The Nasty Bits: Collected Varietal Cuts, Usable Trim, Scraps, and Bones
Anthony Bourdain
Read
: May-2017

This took some time for me to finish and exactly for the reason as it says in the book's title. It's a mismash of travel stories where you don't know what's next on this tasting menu. This also gives a glimpse into why he is such a phenomenon, incuding the fact that he doesn't mince words. Good read, definitely not to be completed in single seating but to be chewed, gnawed and ravished at your own pace.

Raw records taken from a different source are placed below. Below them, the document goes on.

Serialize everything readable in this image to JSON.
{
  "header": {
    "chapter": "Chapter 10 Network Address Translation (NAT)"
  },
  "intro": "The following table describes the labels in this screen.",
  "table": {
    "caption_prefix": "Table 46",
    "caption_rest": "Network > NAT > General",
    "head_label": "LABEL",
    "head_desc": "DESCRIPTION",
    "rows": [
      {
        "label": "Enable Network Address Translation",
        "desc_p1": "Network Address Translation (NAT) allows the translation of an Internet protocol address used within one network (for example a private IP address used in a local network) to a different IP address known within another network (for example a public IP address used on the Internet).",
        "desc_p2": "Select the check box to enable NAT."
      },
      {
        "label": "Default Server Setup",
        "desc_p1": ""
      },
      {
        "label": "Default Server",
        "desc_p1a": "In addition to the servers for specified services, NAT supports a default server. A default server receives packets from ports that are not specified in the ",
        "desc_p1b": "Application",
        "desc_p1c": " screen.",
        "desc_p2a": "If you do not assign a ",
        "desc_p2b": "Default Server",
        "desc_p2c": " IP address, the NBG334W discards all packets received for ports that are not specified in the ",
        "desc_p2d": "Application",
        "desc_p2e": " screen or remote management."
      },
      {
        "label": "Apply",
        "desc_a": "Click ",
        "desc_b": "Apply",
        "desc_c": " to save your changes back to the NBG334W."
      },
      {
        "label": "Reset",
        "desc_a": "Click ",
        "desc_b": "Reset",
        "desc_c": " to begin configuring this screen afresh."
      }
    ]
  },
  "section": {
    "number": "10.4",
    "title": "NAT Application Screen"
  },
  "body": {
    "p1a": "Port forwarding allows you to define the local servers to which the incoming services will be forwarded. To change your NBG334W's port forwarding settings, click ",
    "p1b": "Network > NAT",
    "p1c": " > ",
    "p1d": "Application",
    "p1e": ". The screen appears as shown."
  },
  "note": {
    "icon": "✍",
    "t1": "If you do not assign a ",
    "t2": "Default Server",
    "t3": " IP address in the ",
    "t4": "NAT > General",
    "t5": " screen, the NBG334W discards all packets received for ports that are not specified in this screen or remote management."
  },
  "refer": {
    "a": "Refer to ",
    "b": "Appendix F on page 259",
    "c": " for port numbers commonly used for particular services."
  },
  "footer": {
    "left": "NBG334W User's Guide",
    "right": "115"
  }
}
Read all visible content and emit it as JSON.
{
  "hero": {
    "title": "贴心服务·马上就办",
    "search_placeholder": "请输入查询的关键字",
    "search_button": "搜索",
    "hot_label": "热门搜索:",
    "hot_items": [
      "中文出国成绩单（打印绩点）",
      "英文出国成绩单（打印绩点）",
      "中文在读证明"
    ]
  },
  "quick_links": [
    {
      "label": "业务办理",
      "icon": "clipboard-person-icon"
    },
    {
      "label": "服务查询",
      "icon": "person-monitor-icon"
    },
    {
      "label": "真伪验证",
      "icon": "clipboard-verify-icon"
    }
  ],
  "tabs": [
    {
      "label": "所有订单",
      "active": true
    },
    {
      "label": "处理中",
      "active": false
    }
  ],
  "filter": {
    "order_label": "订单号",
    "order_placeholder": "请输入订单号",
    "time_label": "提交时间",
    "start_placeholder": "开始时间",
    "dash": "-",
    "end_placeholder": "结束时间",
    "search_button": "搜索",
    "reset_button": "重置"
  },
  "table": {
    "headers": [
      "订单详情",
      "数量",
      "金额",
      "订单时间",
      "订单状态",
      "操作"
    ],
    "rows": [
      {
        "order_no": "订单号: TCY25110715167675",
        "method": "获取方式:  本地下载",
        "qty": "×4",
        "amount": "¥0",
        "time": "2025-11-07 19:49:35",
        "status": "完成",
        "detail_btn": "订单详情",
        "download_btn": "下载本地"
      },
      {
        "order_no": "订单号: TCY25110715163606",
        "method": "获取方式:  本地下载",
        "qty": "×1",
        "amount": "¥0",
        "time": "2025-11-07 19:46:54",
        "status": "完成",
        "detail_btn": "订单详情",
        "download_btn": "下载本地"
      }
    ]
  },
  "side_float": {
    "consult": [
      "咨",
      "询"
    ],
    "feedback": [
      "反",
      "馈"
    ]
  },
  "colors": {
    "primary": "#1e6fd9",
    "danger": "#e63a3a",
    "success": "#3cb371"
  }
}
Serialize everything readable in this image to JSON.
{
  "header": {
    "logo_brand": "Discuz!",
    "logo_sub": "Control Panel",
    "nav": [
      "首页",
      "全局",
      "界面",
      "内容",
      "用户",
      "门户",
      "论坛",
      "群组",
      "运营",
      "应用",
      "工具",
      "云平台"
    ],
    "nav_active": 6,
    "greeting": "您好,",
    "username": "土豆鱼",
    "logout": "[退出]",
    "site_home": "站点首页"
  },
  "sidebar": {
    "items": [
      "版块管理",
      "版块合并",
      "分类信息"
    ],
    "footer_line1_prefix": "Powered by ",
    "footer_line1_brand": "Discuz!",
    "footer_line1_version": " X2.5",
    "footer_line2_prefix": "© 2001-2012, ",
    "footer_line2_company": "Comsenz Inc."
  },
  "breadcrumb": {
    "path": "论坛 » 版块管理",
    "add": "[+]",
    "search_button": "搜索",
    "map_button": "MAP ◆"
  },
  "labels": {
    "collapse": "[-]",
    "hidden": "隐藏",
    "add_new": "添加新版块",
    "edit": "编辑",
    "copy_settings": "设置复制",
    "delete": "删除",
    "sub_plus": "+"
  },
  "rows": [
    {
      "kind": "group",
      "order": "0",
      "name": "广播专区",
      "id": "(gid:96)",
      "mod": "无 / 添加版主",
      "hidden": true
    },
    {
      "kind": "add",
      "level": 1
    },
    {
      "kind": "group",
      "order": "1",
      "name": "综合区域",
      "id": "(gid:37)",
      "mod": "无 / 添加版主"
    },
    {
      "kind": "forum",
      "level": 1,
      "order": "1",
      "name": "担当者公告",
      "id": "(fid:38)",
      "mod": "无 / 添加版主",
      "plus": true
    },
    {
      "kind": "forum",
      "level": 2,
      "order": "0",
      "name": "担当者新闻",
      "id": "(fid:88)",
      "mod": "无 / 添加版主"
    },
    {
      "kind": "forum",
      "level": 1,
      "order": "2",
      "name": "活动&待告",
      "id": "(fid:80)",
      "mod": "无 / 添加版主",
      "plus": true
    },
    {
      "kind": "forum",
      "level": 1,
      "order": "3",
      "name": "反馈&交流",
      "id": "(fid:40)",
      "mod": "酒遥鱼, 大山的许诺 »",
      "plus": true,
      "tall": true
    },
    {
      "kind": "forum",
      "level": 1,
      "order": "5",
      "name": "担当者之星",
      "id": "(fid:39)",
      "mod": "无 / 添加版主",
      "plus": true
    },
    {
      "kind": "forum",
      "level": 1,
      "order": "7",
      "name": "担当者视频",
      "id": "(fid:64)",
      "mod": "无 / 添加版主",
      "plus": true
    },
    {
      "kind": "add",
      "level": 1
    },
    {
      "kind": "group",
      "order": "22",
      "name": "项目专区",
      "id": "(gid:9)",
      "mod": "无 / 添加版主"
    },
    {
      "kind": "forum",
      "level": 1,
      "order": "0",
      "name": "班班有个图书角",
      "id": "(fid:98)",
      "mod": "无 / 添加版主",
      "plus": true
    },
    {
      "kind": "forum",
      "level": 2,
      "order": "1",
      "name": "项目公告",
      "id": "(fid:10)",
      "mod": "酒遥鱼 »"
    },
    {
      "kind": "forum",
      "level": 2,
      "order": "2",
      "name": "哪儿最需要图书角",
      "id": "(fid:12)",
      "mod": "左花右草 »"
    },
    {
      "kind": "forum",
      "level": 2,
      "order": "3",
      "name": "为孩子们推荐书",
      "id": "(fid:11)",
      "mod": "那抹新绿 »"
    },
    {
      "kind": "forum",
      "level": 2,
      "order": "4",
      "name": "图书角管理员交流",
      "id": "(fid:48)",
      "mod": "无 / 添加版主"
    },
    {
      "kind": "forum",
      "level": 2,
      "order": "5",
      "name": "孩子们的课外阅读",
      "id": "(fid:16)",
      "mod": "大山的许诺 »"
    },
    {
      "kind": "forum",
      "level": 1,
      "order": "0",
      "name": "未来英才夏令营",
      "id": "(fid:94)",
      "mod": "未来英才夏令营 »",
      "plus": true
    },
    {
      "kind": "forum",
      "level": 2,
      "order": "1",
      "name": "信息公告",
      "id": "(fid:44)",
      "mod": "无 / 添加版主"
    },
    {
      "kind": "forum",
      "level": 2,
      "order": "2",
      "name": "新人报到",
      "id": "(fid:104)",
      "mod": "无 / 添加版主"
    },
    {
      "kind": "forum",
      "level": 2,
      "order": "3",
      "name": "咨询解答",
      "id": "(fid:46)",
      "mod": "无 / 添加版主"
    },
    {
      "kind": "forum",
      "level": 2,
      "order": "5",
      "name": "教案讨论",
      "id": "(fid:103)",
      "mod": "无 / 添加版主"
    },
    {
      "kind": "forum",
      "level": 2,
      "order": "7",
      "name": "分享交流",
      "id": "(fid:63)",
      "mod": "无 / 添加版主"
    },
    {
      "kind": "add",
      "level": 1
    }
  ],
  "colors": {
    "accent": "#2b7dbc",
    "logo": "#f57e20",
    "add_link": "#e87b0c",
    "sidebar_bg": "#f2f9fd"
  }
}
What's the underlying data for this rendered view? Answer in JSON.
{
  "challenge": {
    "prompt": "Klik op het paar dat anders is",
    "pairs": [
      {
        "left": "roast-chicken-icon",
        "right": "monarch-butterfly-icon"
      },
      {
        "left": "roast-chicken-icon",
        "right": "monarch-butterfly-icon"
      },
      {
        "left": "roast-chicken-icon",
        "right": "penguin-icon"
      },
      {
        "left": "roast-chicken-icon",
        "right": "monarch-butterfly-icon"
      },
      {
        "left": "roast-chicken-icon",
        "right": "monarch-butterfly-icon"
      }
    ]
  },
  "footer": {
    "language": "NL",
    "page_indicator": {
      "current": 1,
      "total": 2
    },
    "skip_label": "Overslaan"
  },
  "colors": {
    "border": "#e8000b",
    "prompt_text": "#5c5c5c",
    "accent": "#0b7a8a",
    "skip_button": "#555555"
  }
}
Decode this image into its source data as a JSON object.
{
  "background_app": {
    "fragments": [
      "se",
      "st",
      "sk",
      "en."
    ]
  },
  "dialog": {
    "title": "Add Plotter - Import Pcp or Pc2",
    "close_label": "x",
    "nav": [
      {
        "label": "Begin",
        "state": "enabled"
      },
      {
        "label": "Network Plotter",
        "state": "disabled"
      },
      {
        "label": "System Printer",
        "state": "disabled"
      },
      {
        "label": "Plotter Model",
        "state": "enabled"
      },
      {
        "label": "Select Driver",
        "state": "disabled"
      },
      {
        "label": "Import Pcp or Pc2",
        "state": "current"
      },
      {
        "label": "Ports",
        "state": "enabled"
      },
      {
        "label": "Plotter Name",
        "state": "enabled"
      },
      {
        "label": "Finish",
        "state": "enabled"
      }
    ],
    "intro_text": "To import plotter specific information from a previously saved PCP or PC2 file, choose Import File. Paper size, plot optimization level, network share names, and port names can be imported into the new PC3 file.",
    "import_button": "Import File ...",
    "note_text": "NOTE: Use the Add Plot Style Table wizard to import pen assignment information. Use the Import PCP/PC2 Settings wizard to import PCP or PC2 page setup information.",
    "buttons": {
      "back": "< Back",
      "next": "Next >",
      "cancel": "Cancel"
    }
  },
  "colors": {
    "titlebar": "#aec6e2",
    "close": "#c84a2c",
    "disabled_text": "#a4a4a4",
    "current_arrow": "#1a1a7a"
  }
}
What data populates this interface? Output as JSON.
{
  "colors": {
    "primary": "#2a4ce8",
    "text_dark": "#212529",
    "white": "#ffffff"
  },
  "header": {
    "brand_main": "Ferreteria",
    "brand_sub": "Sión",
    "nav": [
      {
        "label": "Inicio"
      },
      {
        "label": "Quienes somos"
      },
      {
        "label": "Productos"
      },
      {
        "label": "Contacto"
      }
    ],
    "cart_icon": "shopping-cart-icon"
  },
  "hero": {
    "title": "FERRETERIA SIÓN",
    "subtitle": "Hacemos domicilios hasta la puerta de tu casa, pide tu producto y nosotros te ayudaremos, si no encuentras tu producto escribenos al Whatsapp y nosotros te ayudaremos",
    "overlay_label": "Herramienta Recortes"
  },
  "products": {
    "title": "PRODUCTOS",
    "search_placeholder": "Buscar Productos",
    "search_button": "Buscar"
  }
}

https://www.goodreads.com/review/show/1805608175?book_show_action=false&from_review_page=1

Book: The Guide, Author: R.K. Narayan
Read: Sep-2017

I almost forgot how good RKN is, before I picked up this book. His writing has a sense of eternal continuance that defines the civilization in the subcontinent; a sense that things were, are and will be forever. At one level, particularly to the western world, it appears like dumb, slow and/or lazy Indian but at another level thats exactly the wisdom gathered over millenia of existence. I would put RKN next to Premchanda (Hindi) in the way he captures India, Indians and Indianess. The same was later, much later discovered by VS Naipaul. As RKN says- "You don't need to go out to find a story in India; just look out of your window and there's a story."

This book itself had been successfully made into a classic Indian movie. Most of Indians actually are introduced to the film before this book itself. While the film has done more than enough justice to the book (right from casting, acting and setting), there's something missing which the reader realizes only after completing the book. That 'something' ethereal, difficult to put in words, is what underwrites this civilization and therefore the stories from RKN.

Book: In a Free State, Author: VS Naipaul
Read: Sep-2017

I am a Naipaul fan, so take this with a dash of salt.

This book is nothing similar to anything from Naipaul that I have read earlier, whether it's the Indian trilogy or The Mystic Masseur or other books. The reason may well be, as VSN himself explains in preface, that this period in his life was full of grief, gloom and an overall sense of directionless. Mind you, all hallmarks of VSN's writing are there; like brilliant prose, development of character arcs or the lurking restlessness in the background.

As for the book itself, its an easy read which is to be understood at multiple levels. Two protagonists looking at their context and their own role in a society, where they have been juxtaposed, from very different angles. One is exhausted and weary with the entire experience, while other feels helpless and guilty at the same time. Interesting book to understand a part of the psyche of colonists. Recommended.